Das Ergebnis dieser Arbeit zeigt die Statistik. „Während die Zahl der Fälle der akuten Kindeswohlgefährdung auf der Landesebene im Vergleich zu 2012 gestiegen ist, ist die Tendenz in Bielefeld seit Jahren eher rückläufig“, berichtet Georg Epp, Leiter des Jugendamtes. „Ähnlich sieht es im Bereich der Inobhutnahme aus. In den vergangenen Jahren ging die Zahl solcher Fälle zurück“, sagt Epp. Auch im Kreis Gütersloh ist das Netzwerk aktiv. Nach Angaben der Pressestelle des Kreises ist das System in den zehn Kommunen etabliert, für die der Kreis Gütersloh als Jugendamt zuständig ist.

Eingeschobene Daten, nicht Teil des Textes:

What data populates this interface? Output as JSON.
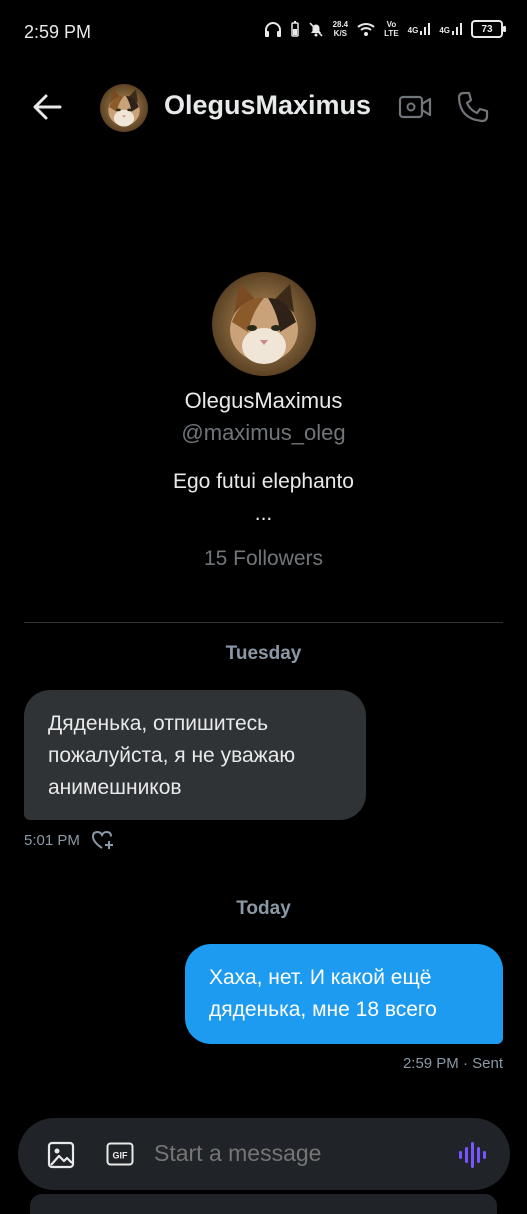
{
  "status_bar": {
    "time": "2:59 PM",
    "speed_value": "28.4",
    "speed_unit": "K/S",
    "volte_top": "Vo",
    "volte_bottom": "LTE",
    "net1": "4G",
    "net2": "4G",
    "battery": "73"
  },
  "header": {
    "title": "OlegusMaximus",
    "back_icon": "arrow-left-icon",
    "video_icon": "video-camera-icon",
    "phone_icon": "phone-icon"
  },
  "profile": {
    "name": "OlegusMaximus",
    "handle": "@maximus_oleg",
    "bio": "Ego futui elephanto",
    "bio_more": "...",
    "followers": "15 Followers"
  },
  "conversation": {
    "day1": "Tuesday",
    "incoming_text": "Дяденька, отпишитесь пожалуйста, я не уважаю анимешников",
    "incoming_time": "5:01 PM",
    "day2": "Today",
    "outgoing_text": "Хаха, нет. И какой ещё дяденька, мне 18 всего",
    "outgoing_meta": "2:59 PM · Sent"
  },
  "composer": {
    "placeholder": "Start a message",
    "gif_label": "GIF"
  },
  "colors": {
    "background": "#000000",
    "accent": "#1d9bf0",
    "incoming_bubble": "#2f3336",
    "muted": "#71767b",
    "voice_icon": "#7856ff"
  }
}
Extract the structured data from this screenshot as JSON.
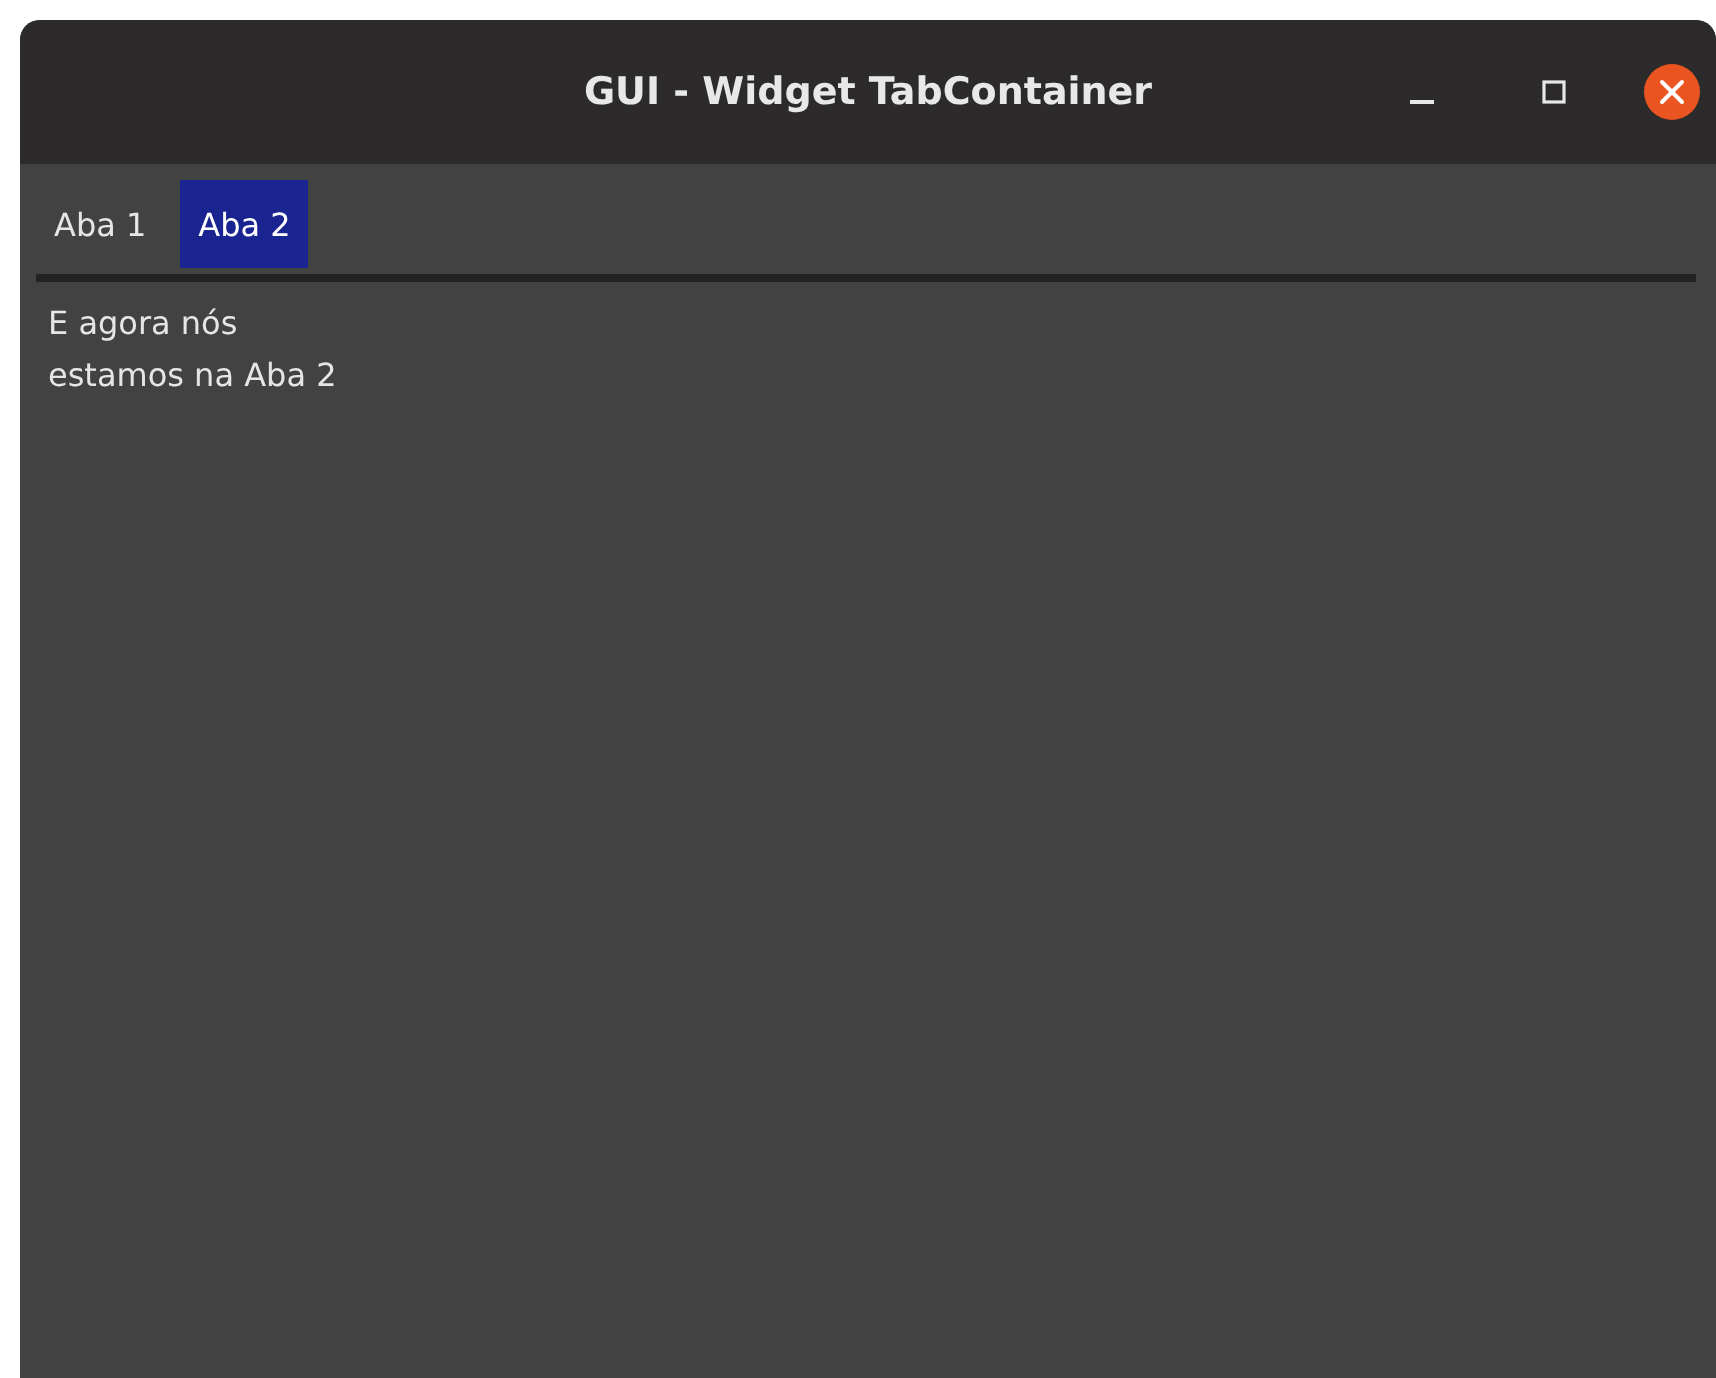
{
  "window": {
    "title": "GUI - Widget TabContainer"
  },
  "tabs": [
    {
      "label": "Aba 1",
      "selected": false
    },
    {
      "label": "Aba 2",
      "selected": true
    }
  ],
  "content": {
    "text": "E agora nós\nestamos na Aba 2"
  }
}
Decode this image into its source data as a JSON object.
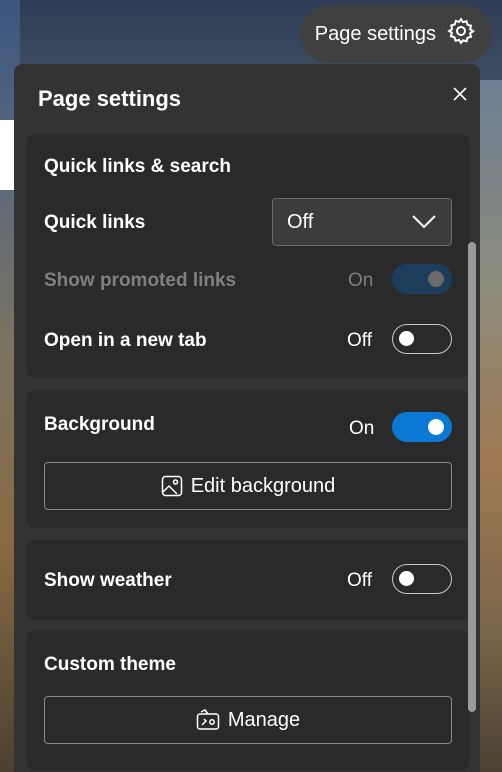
{
  "header": {
    "button_label": "Page settings",
    "button_icon": "gear-icon"
  },
  "panel": {
    "title": "Page settings",
    "close_icon": "close-icon"
  },
  "quick_links_card": {
    "title": "Quick links & search",
    "quick_links": {
      "label": "Quick links",
      "value": "Off"
    },
    "show_promoted": {
      "label": "Show promoted links",
      "state": "On",
      "enabled": false
    },
    "open_new_tab": {
      "label": "Open in a new tab",
      "state": "Off"
    }
  },
  "background_card": {
    "label": "Background",
    "state": "On",
    "edit_button": "Edit background"
  },
  "weather_card": {
    "label": "Show weather",
    "state": "Off"
  },
  "theme_card": {
    "title": "Custom theme",
    "manage_button": "Manage"
  },
  "colors": {
    "accent": "#0a78d4",
    "panel": "#333333",
    "card": "#2a2a2a"
  }
}
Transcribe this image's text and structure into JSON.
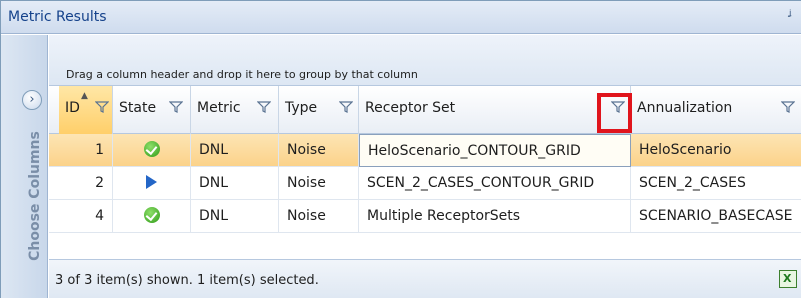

Sehen Sie hier die Verfahren der Jugendämter bei Verdacht auf Kindeswohlgefährdung im Jahr 2014 in Ihrem Kreis:

Warnsignale

Bei jedem Hinweiß auf die Gefahr für das Leben oder die Gesundheit des Kindes sind die Jugendämter verpflichtet zu handeln. „Wir gehen jedem Hinweis auf Kindeswohlgefährdung nach“, betont Birgit Rohde vom Jugendamt im Kreis Gütersloh. Der häufigste Vorgehensweise sei dabei die schriftliche Ankündigung eines Hausbesuchs, erklärt Rohde. Bei akuter Kindeswohlgefährdung erfolge ein unangekündigter Hausbesuch sofort. Am öftesten geben die Warnsignale die Verwandten oder die Bekannten des betroffenen Kindes, so die Angaben von IT NRW. Im Jahr 2014 waren es rund 26 Prozent aller Meldungen. Jeder sechste Hinweis kommt hingegen aus der Schule oder dem Kindergarten.

Latente Gefährdung

In 421 von 3.168 Fällen, die die Jugendämter in OWL 2014 untersucht haben, wurde eine so genannte latente Kindeswohlgefährdung festgestellt. „In solchen Fällen ist eine Gefährdung nicht eindeutig festzustellen, aber auch nicht auszuschließen“, erklärt Silja Polzin, Pressesprecherin im Kreis Höxter. Die Beispiele seien: Drogenkonsum von Eltern, der sich aber noch nicht sichtbar auf die Entwicklung des Kindes auswirkt, oder Mängel in der Versorgung des Kindes, die aber noch nicht zu einer Schädigung des Kindes geführt haben (keine witterungsangemessene Kleidung, wie T-Shirt im Winter, Ernährungsmängel oder mangelnde Hygiene). Die Frage, ob Kinder aus sozial schwächeren Familien öfter betroffen sind, lässt sich dabei nicht einfach klären. „Verlässige Statistiken über den sozialen Hintergrund der Familien, auf die sich die Verdachtsmeldung bezieht, liegen nicht vor“, sagt Polzin.